If you're a hard-core multitasker, check out Plantronics's roamer-friendly, hands-free CT12. This ultraportable 2.4GHz DSS model is about the size of a pocket calculator and comes with a nifty headset. While it doesn't have an answering machine, and its microphone doesn't do an especially good job of canceling out noise, the single-line CT12 makes a decent pick, especially for the home office. However, priced at $129, it sure doesn't come cheap.
The CT12's handset design is durable, well thought out, and at 4.125 by 3.125 by 4.125 (WDH) inches, it's perfectly pocket-size. Even the slim, unobtrusive base is appealing. Keypad controls are well labeled and easy to maneuver, although folks with larger hands may find the keypad a bit too cramped.

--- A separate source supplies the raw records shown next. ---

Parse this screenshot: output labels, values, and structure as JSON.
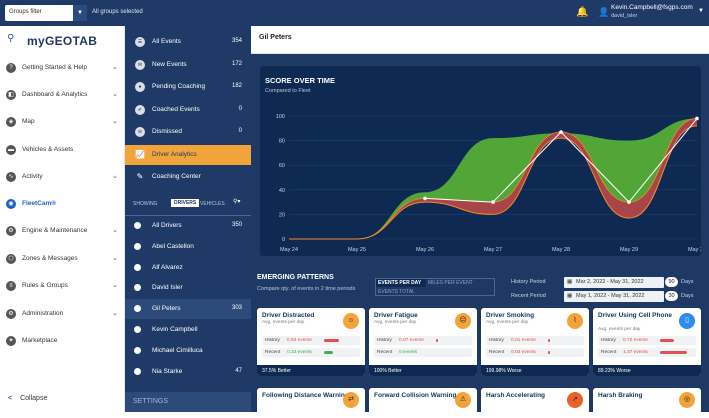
{
  "topbar": {
    "groups_filter": "Groups filter",
    "groups_selected": "All groups selected",
    "user_email": "Kevin.Campbell@fsgps.com",
    "user_name": "david_isler"
  },
  "brand": {
    "logo": "myGEOTAB"
  },
  "nav": [
    {
      "label": "Getting Started & Help",
      "icon": "help-icon",
      "chev": true
    },
    {
      "label": "Dashboard & Analytics",
      "icon": "dashboard-icon",
      "chev": true
    },
    {
      "label": "Map",
      "icon": "map-icon",
      "chev": true
    },
    {
      "label": "Vehicles & Assets",
      "icon": "truck-icon",
      "chev": false
    },
    {
      "label": "Activity",
      "icon": "activity-icon",
      "chev": true
    },
    {
      "label": "FleetCam®",
      "icon": "camera-icon",
      "chev": false,
      "active": true
    },
    {
      "label": "Engine & Maintenance",
      "icon": "engine-icon",
      "chev": true
    },
    {
      "label": "Zones & Messages",
      "icon": "zones-icon",
      "chev": true
    },
    {
      "label": "Rules & Groups",
      "icon": "rules-icon",
      "chev": true
    },
    {
      "label": "Administration",
      "icon": "admin-icon",
      "chev": true
    },
    {
      "label": "Marketplace",
      "icon": "marketplace-icon",
      "chev": false
    }
  ],
  "collapse": "Collapse",
  "events": [
    {
      "label": "All Events",
      "count": "354"
    },
    {
      "label": "New Events",
      "count": "172"
    },
    {
      "label": "Pending Coaching",
      "count": "182"
    },
    {
      "label": "Coached Events",
      "count": "0"
    },
    {
      "label": "Dismissed",
      "count": "0"
    }
  ],
  "analytics": {
    "driver_analytics": "Driver Analytics",
    "coaching_center": "Coaching Center"
  },
  "filter": {
    "showing": "SHOWING",
    "drivers": "DRIVERS",
    "vehicles": "VEHICLES"
  },
  "drivers": [
    {
      "name": "All Drivers",
      "count": "350"
    },
    {
      "name": "Abel Castellon",
      "count": ""
    },
    {
      "name": "Alf Alvarez",
      "count": ""
    },
    {
      "name": "David Isler",
      "count": ""
    },
    {
      "name": "Gil Peters",
      "count": "303",
      "selected": true
    },
    {
      "name": "Kevin Campbell",
      "count": ""
    },
    {
      "name": "Michael Cimilluca",
      "count": ""
    },
    {
      "name": "Nia Starke",
      "count": "47"
    }
  ],
  "settings": "SETTINGS",
  "main": {
    "title": "Gil Peters"
  },
  "chart_data": {
    "type": "area",
    "title": "SCORE OVER TIME",
    "subtitle": "Compared to Fleet",
    "categories": [
      "May 24",
      "May 25",
      "May 26",
      "May 27",
      "May 28",
      "May 29",
      "May 30"
    ],
    "y_ticks": [
      "0",
      "20",
      "40",
      "60",
      "80",
      "100"
    ],
    "ylim": [
      0,
      100
    ],
    "series": [
      {
        "name": "",
        "values": [
          0,
          0,
          33,
          30,
          87,
          30,
          98
        ]
      },
      {
        "name": "",
        "values": [
          0,
          0,
          38,
          82,
          86,
          80,
          98
        ]
      },
      {
        "name": "",
        "values": [
          0,
          0,
          30,
          20,
          82,
          17,
          92
        ]
      }
    ],
    "grid": true
  },
  "emerging": {
    "title": "EMERGING PATTERNS",
    "subtitle": "Compare qty. of events in 2 time periods",
    "tab_day": "EVENTS PER DAY",
    "tab_event": "MILES PER EVENT",
    "tab_total": "EVENTS TOTAL",
    "history_label": "History Period",
    "history_range": "Mar 2, 2022 - May 31, 2022",
    "history_days": "90",
    "recent_label": "Recent Period",
    "recent_range": "May 1, 2022 - May 31, 2022",
    "recent_days": "30",
    "days": "Days"
  },
  "cards": [
    {
      "title": "Driver Distracted",
      "sub": "Avg. events per day",
      "history": "0.53 events",
      "recent": "0.33 events",
      "footer": "37.5% Better",
      "icon": "distracted-icon",
      "hist_frac": 0.5,
      "rec_frac": 0.3,
      "rec_color": "#3cb44b"
    },
    {
      "title": "Driver Fatigue",
      "sub": "Avg. events per day",
      "history": "0.07 events",
      "recent": "0 events",
      "footer": "100% Better",
      "icon": "fatigue-icon",
      "hist_frac": 0.06,
      "rec_frac": 0,
      "rec_color": "#3cb44b"
    },
    {
      "title": "Driver Smoking",
      "sub": "Avg. events per day",
      "history": "0.01 events",
      "recent": "0.03 events",
      "footer": "199.98% Worse",
      "icon": "smoking-icon",
      "hist_frac": 0.01,
      "rec_frac": 0.03,
      "rec_color": "#e05252"
    },
    {
      "title": "Driver Using Cell Phone",
      "sub": "Avg. events per day",
      "history": "0.72 events",
      "recent": "1.37 events",
      "footer": "89.23% Worse",
      "icon": "phone-icon",
      "hist_frac": 0.45,
      "rec_frac": 0.9,
      "rec_color": "#e05252"
    }
  ],
  "cards2": [
    {
      "title": "Following Distance Warning",
      "icon": "following-icon"
    },
    {
      "title": "Forward Collision Warning",
      "icon": "collision-icon"
    },
    {
      "title": "Harsh Accelerating",
      "icon": "accel-icon"
    },
    {
      "title": "Harsh Braking",
      "icon": "braking-icon"
    }
  ]
}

You can wear the headset over the ear or the head; both positions are reasonably comfortable. Despite the unit's miniature size, Plantronics still found room to add a very readable three-line, backlit LCD. In addition, the headset features FireFly, a red light at the end of the mouthpiece, which pulses when the phone is in use. The light fell just within our peripheral vision, which we found somewhat annoying.

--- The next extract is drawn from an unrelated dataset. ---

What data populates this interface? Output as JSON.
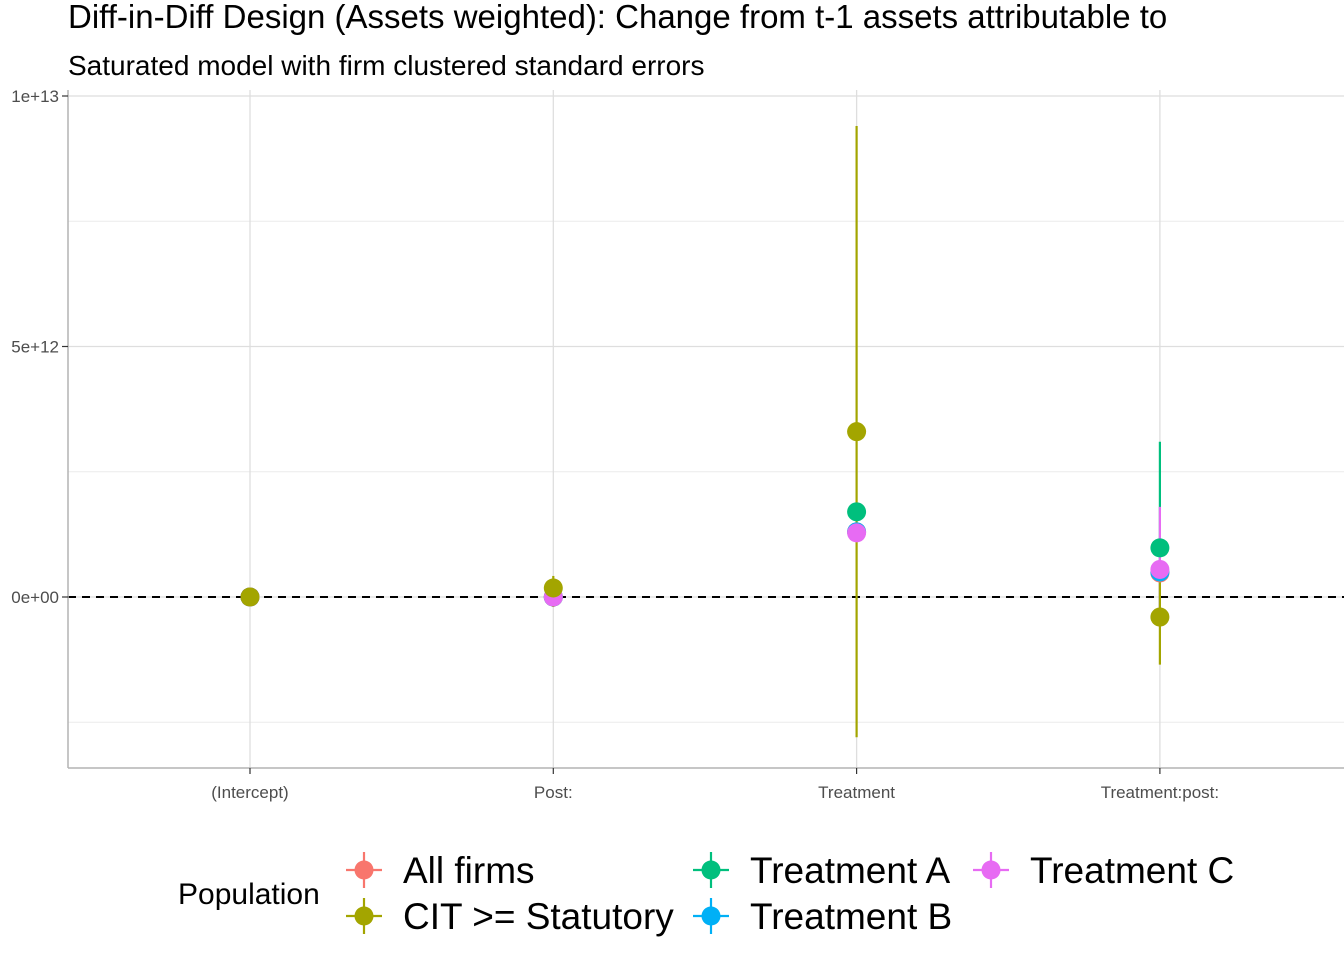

As for features, the CT12's are fairly standard. You get 10-number speed dialing, a 100-name phone book, support for caller ID and call waiting, and 10 ring tones. There's no answering machine, which could be a deal breaker for some. Since the CT12 is designed for hands-free convenience via the included headset, there's no speakerphone, either. Battery life is quite good. We exceeded the 5.5-hour talk time by a little more than an hour, but we fell 1.5 days short of the 10-day standby time.

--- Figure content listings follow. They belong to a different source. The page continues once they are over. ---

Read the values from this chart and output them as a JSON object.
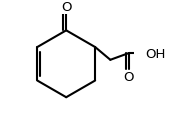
{
  "background_color": "#ffffff",
  "line_color": "#000000",
  "line_width": 1.5,
  "figsize": [
    1.73,
    1.15
  ],
  "dpi": 100,
  "O_label": "O",
  "OH_label": "OH",
  "font_size": 9.5
}
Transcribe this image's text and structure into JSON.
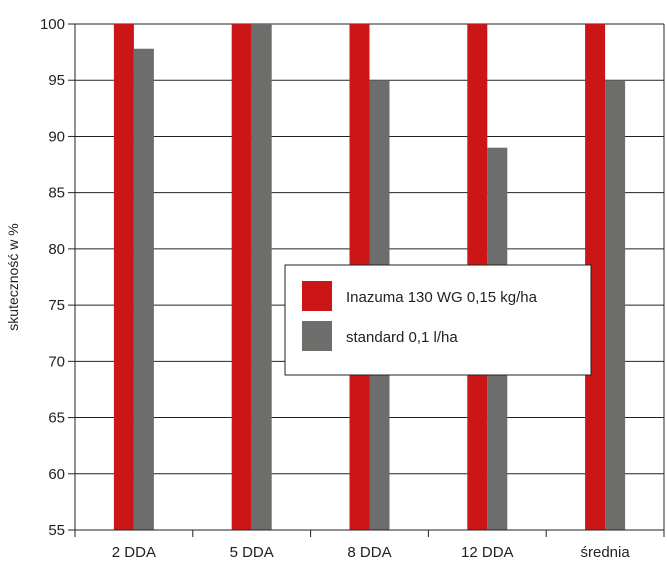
{
  "chart_data": {
    "type": "bar",
    "title": "",
    "xlabel": "",
    "ylabel": "skuteczność w %",
    "ylim": [
      55,
      100
    ],
    "yticks": [
      55,
      60,
      65,
      70,
      75,
      80,
      85,
      90,
      95,
      100
    ],
    "grid": "horizontal",
    "legend_position": "center-right",
    "categories": [
      "2 DDA",
      "5 DDA",
      "8 DDA",
      "12 DDA",
      "średnia"
    ],
    "series": [
      {
        "name": "Inazuma 130 WG 0,15 kg/ha",
        "color": "#cc1517",
        "values": [
          100,
          100,
          100,
          100,
          100
        ]
      },
      {
        "name": "standard 0,1 l/ha",
        "color": "#6d6d6b",
        "values": [
          97.8,
          100,
          95,
          89,
          95
        ]
      }
    ]
  }
}
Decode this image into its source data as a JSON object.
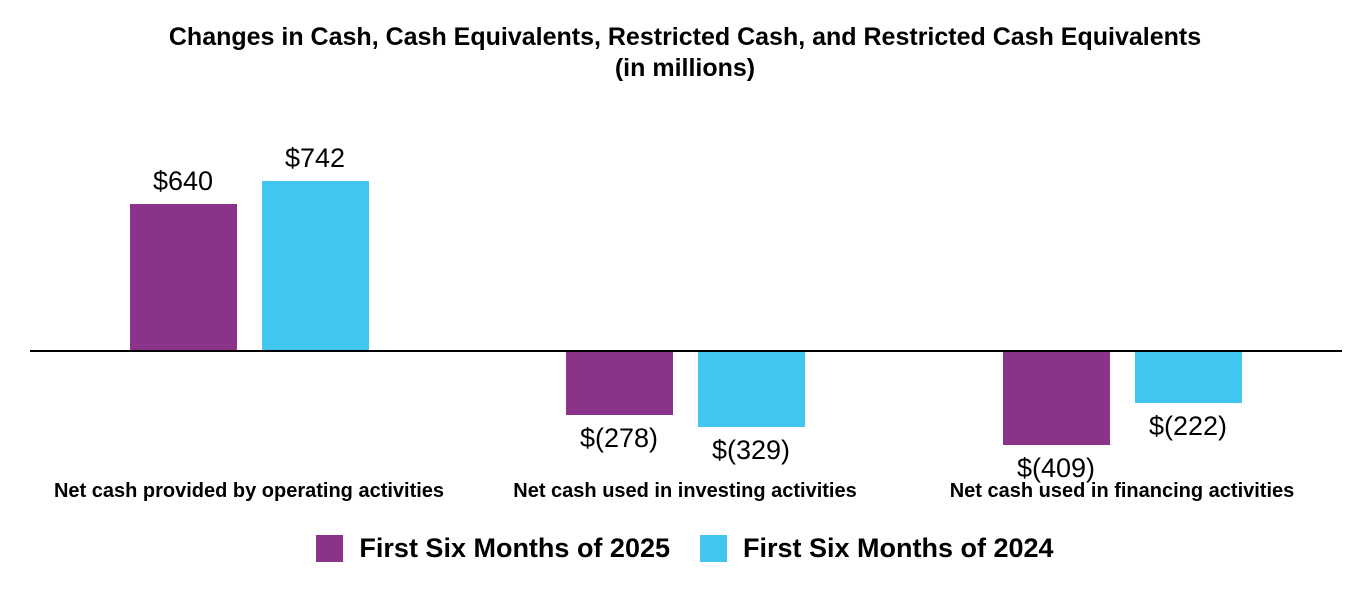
{
  "chart_data": {
    "type": "bar",
    "title": "Changes in Cash, Cash Equivalents, Restricted Cash, and Restricted Cash Equivalents",
    "subtitle": "(in millions)",
    "categories": [
      "Net cash provided by operating activities",
      "Net cash used in investing activities",
      "Net cash used in financing activities"
    ],
    "series": [
      {
        "name": "First Six Months of 2025",
        "color": "#8A3389",
        "values": [
          640,
          -278,
          -409
        ],
        "data_labels": [
          "$640",
          "$(278)",
          "$(409)"
        ]
      },
      {
        "name": "First Six Months of 2024",
        "color": "#41C6F0",
        "values": [
          742,
          -329,
          -222
        ],
        "data_labels": [
          "$742",
          "$(329)",
          "$(222)"
        ]
      }
    ],
    "ylim": [
      -450,
      800
    ],
    "grid": false,
    "x_axis_line": true,
    "y_axis_visible": false,
    "legend_position": "bottom-center",
    "value_label_position": "outside-end"
  },
  "colors": {
    "series_2025": "#8A3389",
    "series_2024": "#41C6F0",
    "axis_line": "#000000",
    "text": "#000000",
    "background": "#FFFFFF"
  }
}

Call quality was also pleasing. According to Plantronics, the CT12's maximum range is 100 feet from the base unit. While we didn't push the CT12 to the max, we were able to get excellent range over a distance of more than 50 feet, with minimal breakup. Callers sounded crisp and clear, although in our tests, we heard a lot of the background sounds that the CT12's noise-canceling headset was supposed to block out. It's not horrible, but it doesn't meet the advertised claims. And we heard a fair amount of interference, perhaps because we also run a Wi-Fi network in our testing environment (Wi-Fi networks use the same frequency as 2.4GHz phones). Still, overall, the quality is good, and the design works.